Il caso dell’Iraq è stato determinato in gran parte dai blackout avvenuti in ottobre in concomitanza con le proteste antigovernative incentrate sull’aumento della disoccupazione e sulla costante presenza di corruzione che sono sfociate in repressioni fisiche da parte del governo, causando oltre 220 vittime, a cui hanno quindi fatto seguito le restrizioni per ridurre al minimo la visibilità mediatica di quanto stava accadendo.
In Sudan invece, la maggior parte delle interruzioni ha riguardato i social media, con particolare attenzione a Twitter, per i quali c’è stato un blocco totale di 68 giorni cominciato già a dicembre 2018 e protrattosi per i primi due mesi del 2019, salvo poi riprendere in aprile sempre per via delle proteste scoppiate in tutto il paese nei confronti di Omar al-Bashir – al potere da trent’anni – e che è stato poi destituito a seguito di un colpo di stato.

Non solo impatto economico
La stima in dollari di quanto siano costati gli shutdown del 2019 non è l’unico criterio con cui questi possono essere misurati visto che nell’analisi sono fornite anche altre due indicazioni di rilievo come il numero di utenti coinvolti e la durata totale dell’interruzione dei servizi.
E proprio alla luce di questi due nuovi punti di vista è interessante osservare come i volumi cambino a seconda di quale fattore si tiene in considerazione.
Monitorando il numero di utenti coinvolti, nelle prime posizioni di questa specifica graduatoria si trovano Iran (primo con 49 milioni di utenti), Egitto (43,9), Indonesia (29,4), Venezuela (20,7) ed Algeria (19,7).

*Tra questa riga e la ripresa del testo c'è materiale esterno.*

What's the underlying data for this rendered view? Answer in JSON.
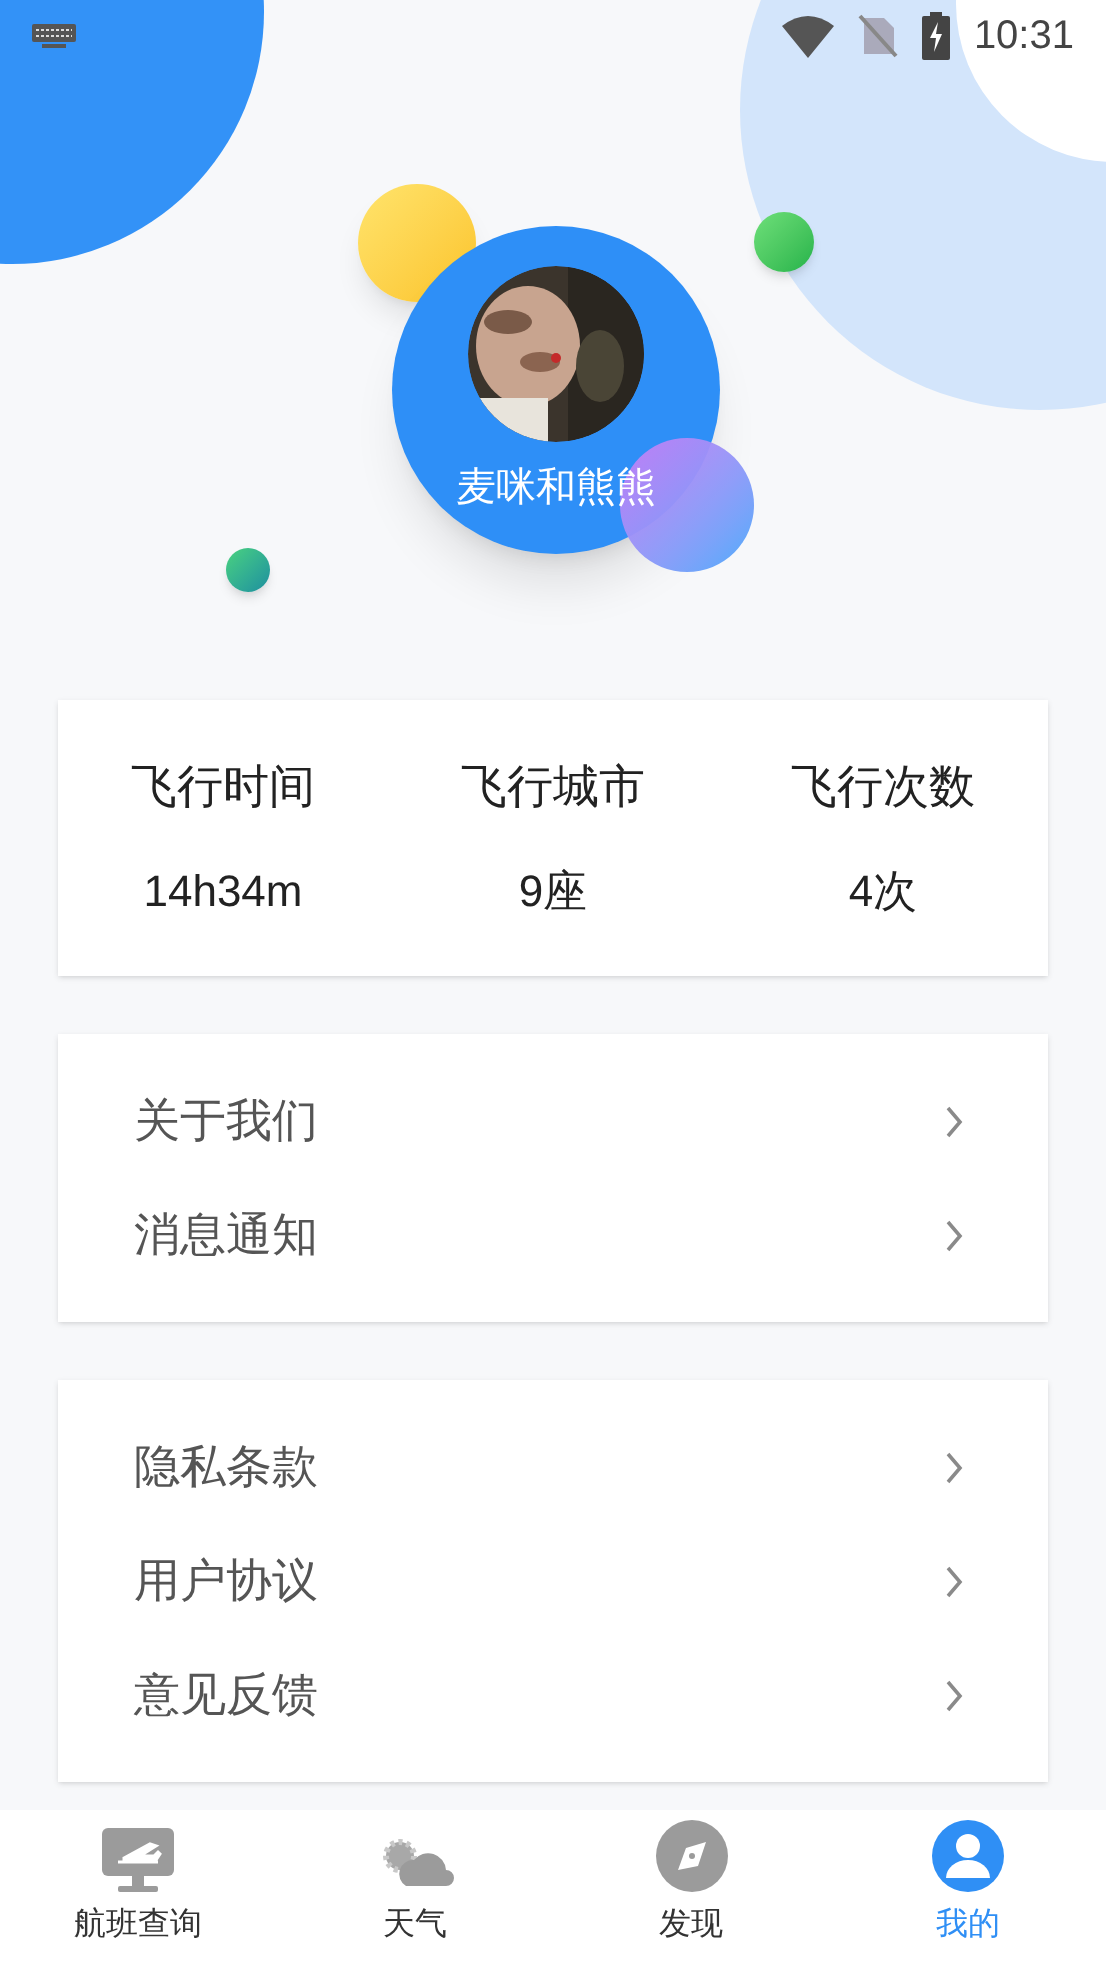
{
  "status_bar": {
    "time": "10:31"
  },
  "profile": {
    "name": "麦咪和熊熊"
  },
  "stats": [
    {
      "label": "飞行时间",
      "value": "14h34m"
    },
    {
      "label": "飞行城市",
      "value": "9座"
    },
    {
      "label": "飞行次数",
      "value": "4次"
    }
  ],
  "menu_groups": [
    [
      {
        "label": "关于我们"
      },
      {
        "label": "消息通知"
      }
    ],
    [
      {
        "label": "隐私条款"
      },
      {
        "label": "用户协议"
      },
      {
        "label": "意见反馈"
      }
    ]
  ],
  "tab_bar": [
    {
      "label": "航班查询",
      "kind": "flight",
      "selected": false
    },
    {
      "label": "天气",
      "kind": "weather",
      "selected": false
    },
    {
      "label": "发现",
      "kind": "compass",
      "selected": false
    },
    {
      "label": "我的",
      "kind": "user",
      "selected": true
    }
  ]
}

Come anticipato, di queste nazioni nessuna figura nella top3 per quanto riguarda l’impatto economico espresso in milioni di dollari; in particolare, l’Egitto, benchè secondo per numero di utenti è addirittura fermo a “soli” quattro milioni di dollari in fatto di impatto stimato.
Analogamente, se si prende in esame la durata complessiva degli arresti della rete, ecco che in cima alla lista spuntano altri due paesi come Myanamr e Chad che, a fronte rispettivamente di 4880 e 4728 ore, osservando il fenomeno con i precedenti punti di vista sarebbero figurati decisamente più in basso nelle relative graduatorie.
Ad ogni modo, anche alla luce di queste differenze che delineano uno scenario mutevole in funzione delle metriche utilizzate per classificare le nazioni coinvolte, se si dovesse stabilire paese sia quello maggiormente colpito per i tre punti di vista esaminati, l’India risulterebbe come principale indiziata.
Per quanto il numero assoluto di utenti estromessi dalla rete non assuma proporzioni di primissimo livello come in altre nazioni (8,4 milioni) collocandola circa a metà della specifica lista, risultare al terzo posto sia per impatto economico che per durata complessiva dei disservizi (4196 ore) costituiscono uno scenario piuttosto significativo per quanto riguarda il fenomeno degli suhtdown nella sua interezza.